A group of geoscientists from France, the UK, Switzerland and Austria have investigated the paradox of probably high arsenic levels before the GOE and the origin and evolution of life during the Archaean (El Khoury et al. 2025. A battle against arsenic toxicity by Earth’s earliest complex life forms. Nature Communications, v. 16, article 4388; DOI: 10.1038/s41467-025-59760-9). Note that the main, direct evidence for Archaean life are fossilized microbial mats known as stromatolites, some palaeobiologists reckoning they were formed by oxygenic photosynthesising cyanobacteria others favouring the purple sulfur bacteria (above). The purple sulfur bacteria in Chile and other living prokaryotes that tolerate and even use arsenic in their metabolism clearly evolved that potential plus necessary chemical defence mechanisms, probably when arsenic was more available in the anoxic period before the GOE. Anna El Khoury and her colleagues sought to establish whether or not eukaryotes evolved similar defences by investigating the earliest-known examples; the 2.1 Ma old Francevillian biota of Gabon that post-dates the GOE. They are found in black shales, look like tiny fried eggs and are associated with clear signs of burrowing. The shales contain steranes that are breakdown products of steroids, which are unique to eukaryotes.

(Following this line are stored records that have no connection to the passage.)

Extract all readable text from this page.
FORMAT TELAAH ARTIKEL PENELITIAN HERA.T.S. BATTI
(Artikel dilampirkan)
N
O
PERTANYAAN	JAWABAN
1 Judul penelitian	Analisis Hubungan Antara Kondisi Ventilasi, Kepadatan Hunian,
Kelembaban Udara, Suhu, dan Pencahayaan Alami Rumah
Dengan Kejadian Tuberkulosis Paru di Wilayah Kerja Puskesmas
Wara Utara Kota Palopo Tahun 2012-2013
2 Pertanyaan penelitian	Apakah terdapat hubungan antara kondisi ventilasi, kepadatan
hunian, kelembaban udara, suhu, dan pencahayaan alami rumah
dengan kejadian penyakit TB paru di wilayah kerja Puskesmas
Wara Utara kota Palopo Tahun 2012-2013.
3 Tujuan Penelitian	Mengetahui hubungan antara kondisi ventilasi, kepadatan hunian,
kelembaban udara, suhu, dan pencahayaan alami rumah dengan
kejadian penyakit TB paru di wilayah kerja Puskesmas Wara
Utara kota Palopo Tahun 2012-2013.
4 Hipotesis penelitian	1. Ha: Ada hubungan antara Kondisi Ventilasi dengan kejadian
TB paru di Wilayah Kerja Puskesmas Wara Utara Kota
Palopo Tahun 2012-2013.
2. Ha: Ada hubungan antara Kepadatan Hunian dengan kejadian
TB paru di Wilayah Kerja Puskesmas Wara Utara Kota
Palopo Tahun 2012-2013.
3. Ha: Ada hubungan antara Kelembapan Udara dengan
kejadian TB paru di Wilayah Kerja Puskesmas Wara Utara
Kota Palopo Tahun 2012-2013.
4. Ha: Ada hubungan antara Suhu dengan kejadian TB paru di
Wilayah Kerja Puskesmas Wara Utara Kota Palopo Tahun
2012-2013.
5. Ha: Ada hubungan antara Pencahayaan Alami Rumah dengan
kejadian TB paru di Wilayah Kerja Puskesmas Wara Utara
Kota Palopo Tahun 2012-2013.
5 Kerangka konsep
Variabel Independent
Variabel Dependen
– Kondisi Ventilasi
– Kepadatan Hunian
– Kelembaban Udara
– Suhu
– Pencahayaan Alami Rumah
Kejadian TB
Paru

The fossils have been preserved by precipitation of pyrite (Fe2S) granules under highly reducing conditions. Curiously, the cores of the pyrite granules in the fossils are rich in arsenic, yet pyrite grains in the host sediments have much lower As concentrations. The latter suggest that seawater 2.1 Ma ago held little dissolved arsenic as a result of its containing oxygen. The authors interpret the apparently biogenic pyrite’s arsenic cores as evidence of the organism having sequestered As into specialized compartments in their bodies: their ancestors must have evolved this efficient means of coping with significant arsenic stress before the GOE. It served them well in the highly reducing conditions of black shale sedimentation. Seemingly, some modern eukaryotes retain an analogue of a prokaryote As detoxification gene.